Advanced users can also invoke install.py --help
to see options for
configuring Legate NumPy by invoking the install.py
script directly.
Of particular interest to Legate NumPy users will likely be the option for
specifying an installation of OpenBLAS to use.
If you already have an installation of OpenBLAS on your machine you can
inform the install.py
script about its location using the --with-openblas
flag:
python setup.py --with-openblas /path/to/open/blas/
Usage and Execution
Using Legate NumPy as a replacement for NumPy is easy. Users only need
to replace:
import numpy as np
with:
import legate.numpy as np
These programs can then be run by the Legate driver script described in the
Legate Core documentation.
legate legate_numpy_program.py
For execution with multiple nodes (assuming Legate Core is installed with GASNet support)

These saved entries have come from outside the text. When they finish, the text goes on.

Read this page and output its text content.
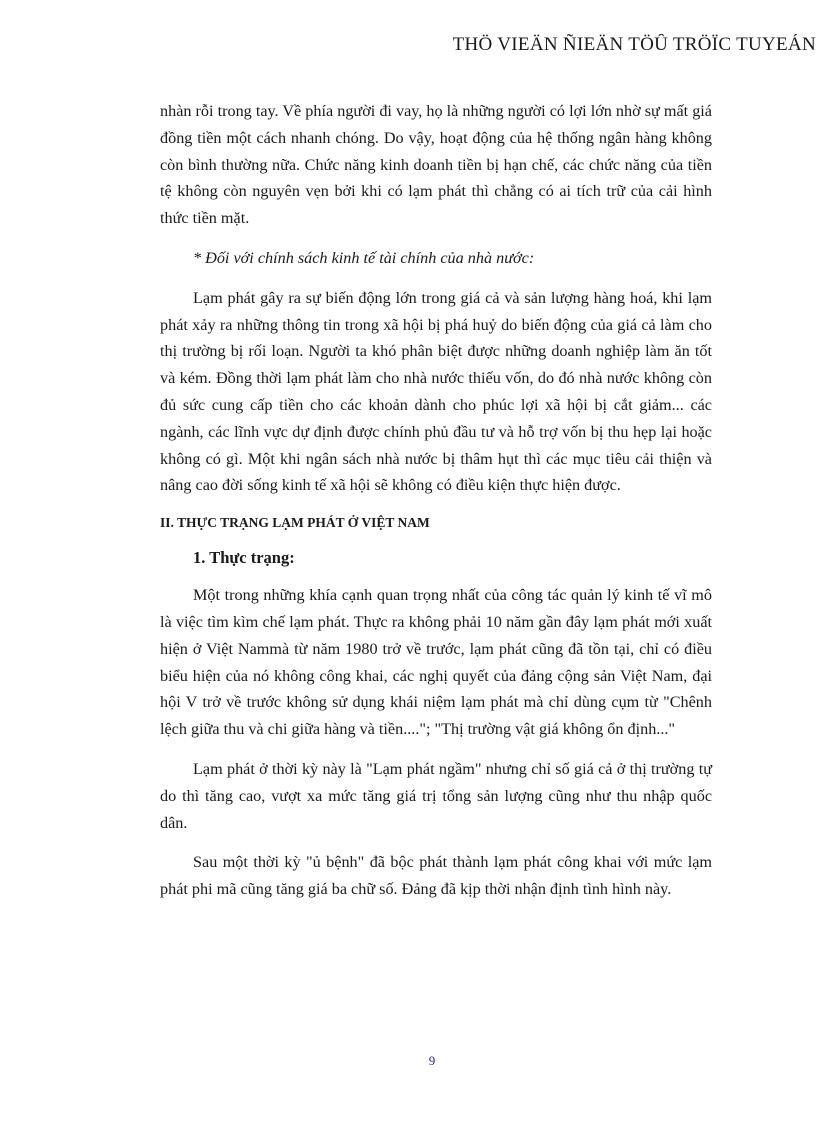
THÖ VIEÄN ÑIEÄN TÖÛ TRÖÏC TUYEÁN

nhàn rỗi trong tay. Về phía người đi vay, họ là những người có lợi lớn nhờ sự mất giá đồng tiền một cách nhanh chóng. Do vậy, hoạt động của hệ thống ngân hàng không còn bình thường nữa. Chức năng kinh doanh tiền bị hạn chế, các chức năng của tiền tệ không còn nguyên vẹn bởi khi có lạm phát thì chẳng có ai tích trữ của cải hình thức tiền mặt.

* Đối với chính sách kinh tế tài chính của nhà nước:

Lạm phát gây ra sự biến động lớn trong giá cả và sản lượng hàng hoá, khi lạm phát xảy ra những thông tin trong xã hội bị phá huỷ do biến động của giá cả làm cho thị trường bị rối loạn. Người ta khó phân biệt được những doanh nghiệp làm ăn tốt và kém. Đồng thời lạm phát làm cho nhà nước thiếu vốn, do đó nhà nước không còn đủ sức cung cấp tiền cho các khoản dành cho phúc lợi xã hội bị cắt giảm... các ngành, các lĩnh vực dự định được chính phủ đầu tư và hỗ trợ vốn bị thu hẹp lại hoặc không có gì. Một khi ngân sách nhà nước bị thâm hụt thì các mục tiêu cải thiện và nâng cao đời sống kinh tế xã hội sẽ không có điều kiện thực hiện được.

II. THỰC TRẠNG LẠM PHÁT Ở VIỆT NAM
1. Thực trạng:

Một trong những khía cạnh quan trọng nhất của công tác quản lý kinh tế vĩ mô là việc tìm kìm chế lạm phát. Thực ra không phải 10 năm gần đây lạm phát mới xuất hiện ở Việt Nammà từ năm 1980 trở về trước, lạm phát cũng đã tồn tại, chỉ có điều biểu hiện của nó không công khai, các nghị quyết của đảng cộng sản Việt Nam, đại hội V trở về trước không sử dụng khái niệm lạm phát mà chỉ dùng cụm từ "Chênh lệch giữa thu và chi giữa hàng và tiền...."; "Thị trường vật giá không ổn định..."

Lạm phát ở thời kỳ này là "Lạm phát ngầm" nhưng chỉ số giá cả ở thị trường tự do thì tăng cao, vượt xa mức tăng giá trị tổng sản lượng cũng như thu nhập quốc dân.

Sau một thời kỳ "ủ bệnh" đã bộc phát thành lạm phát công khai với mức lạm phát phi mã cũng tăng giá ba chữ số. Đảng đã kịp thời nhận định tình hình này.

9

users can supply the --nodes
flag. For execution with GPUs, users can use the
--gpus
flags to specify the number of GPUs to use per node. We encourage all users
to familiarize themselves with these resource flags as described in the Legate Core
documentation or simply by passing --help
to the legate
driver script.
Supported and Planned Features
Legate NumPy is currently a work in progress and we are gradually adding support for
additional NumPy operators. Unsupported NumPy operations will provide a
warning that we are falling back to canonical NumPy. Please report unimplemented
features that are necessary for attaining good performance so that we can triage
them and prioritize implementation appropriately. The more users that report an
unimplemented feature, the more we will prioritize it. Please include a pointer
to your code if possible too so we can see how you are using the feature in context.

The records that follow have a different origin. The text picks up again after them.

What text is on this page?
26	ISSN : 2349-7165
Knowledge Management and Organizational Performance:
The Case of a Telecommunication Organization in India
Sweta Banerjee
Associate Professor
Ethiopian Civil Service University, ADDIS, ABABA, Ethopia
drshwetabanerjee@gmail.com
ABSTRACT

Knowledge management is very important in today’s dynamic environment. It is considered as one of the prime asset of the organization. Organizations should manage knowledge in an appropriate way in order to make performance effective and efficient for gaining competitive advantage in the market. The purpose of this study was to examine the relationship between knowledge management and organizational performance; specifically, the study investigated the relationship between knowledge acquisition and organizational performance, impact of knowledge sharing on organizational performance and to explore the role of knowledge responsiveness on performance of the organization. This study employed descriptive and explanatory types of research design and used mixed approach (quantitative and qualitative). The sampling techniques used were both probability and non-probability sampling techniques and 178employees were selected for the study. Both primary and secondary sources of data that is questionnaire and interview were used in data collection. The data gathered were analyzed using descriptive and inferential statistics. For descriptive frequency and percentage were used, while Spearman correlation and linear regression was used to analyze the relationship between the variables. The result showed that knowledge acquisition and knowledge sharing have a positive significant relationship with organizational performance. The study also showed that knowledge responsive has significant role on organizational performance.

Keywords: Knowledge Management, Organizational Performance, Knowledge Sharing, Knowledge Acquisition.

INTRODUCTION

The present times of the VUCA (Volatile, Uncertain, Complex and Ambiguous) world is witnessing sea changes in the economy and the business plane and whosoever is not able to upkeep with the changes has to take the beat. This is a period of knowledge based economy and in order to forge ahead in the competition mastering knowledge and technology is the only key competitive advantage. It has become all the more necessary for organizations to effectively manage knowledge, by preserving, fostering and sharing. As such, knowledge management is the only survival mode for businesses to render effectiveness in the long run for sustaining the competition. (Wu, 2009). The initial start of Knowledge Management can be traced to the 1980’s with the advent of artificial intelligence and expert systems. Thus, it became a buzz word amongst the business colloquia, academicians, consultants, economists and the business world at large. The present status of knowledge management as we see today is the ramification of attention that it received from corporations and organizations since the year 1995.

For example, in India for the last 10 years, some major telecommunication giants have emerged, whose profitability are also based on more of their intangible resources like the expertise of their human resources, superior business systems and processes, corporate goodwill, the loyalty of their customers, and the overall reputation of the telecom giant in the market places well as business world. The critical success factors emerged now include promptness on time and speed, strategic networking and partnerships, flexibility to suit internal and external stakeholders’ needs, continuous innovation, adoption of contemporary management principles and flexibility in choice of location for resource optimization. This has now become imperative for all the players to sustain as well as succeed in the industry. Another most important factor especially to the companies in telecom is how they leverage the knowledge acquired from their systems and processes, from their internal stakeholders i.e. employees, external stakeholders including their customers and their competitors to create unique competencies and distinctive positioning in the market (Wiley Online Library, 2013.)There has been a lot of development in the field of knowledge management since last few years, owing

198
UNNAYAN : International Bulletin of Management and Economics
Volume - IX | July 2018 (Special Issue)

Supported Types and Dimensions
Legate NumPy currently supports the following NumPy types: float16
, float32
, float64
,
int16
, int32
, int64
, uint16
, uint32
, uint64
, bool
, complex64
, and complex128
.
Legate currently also only works on up to 3D arrays at the moment. We're currently working
on support for N-D arrays. If you have a need for arrays with more than three
dimensions please let us know about it.
Documentation
A complete list of available features can is provided in the API
reference.
Future Directions
There are three primary directions that we plan to investigate
with Legate NumPy going forward:
- More features: we plan to identify a few key lighthouse applications
and use the demands of these applications to drive the addition of
new features to Legate NumPy. - We plan to add support for sharded file I/O for loading and
storing large data sets that could never be loaded on a single node.
Initially this will begin with native support for h5py
but will grow to accommodate other formats needed by our lighthouse
applications. - Strong scaling: while Legate NumPy is currently implemented in a way that
enables weak scaling of codes on larger data sets, we would also like
to make it possible to strong-scale Legate applications for a single
problem size. This will require leveraging some of the more advanced
features of Legion from inside the Python interpreter.
We are open to comments, suggestions, and ideas.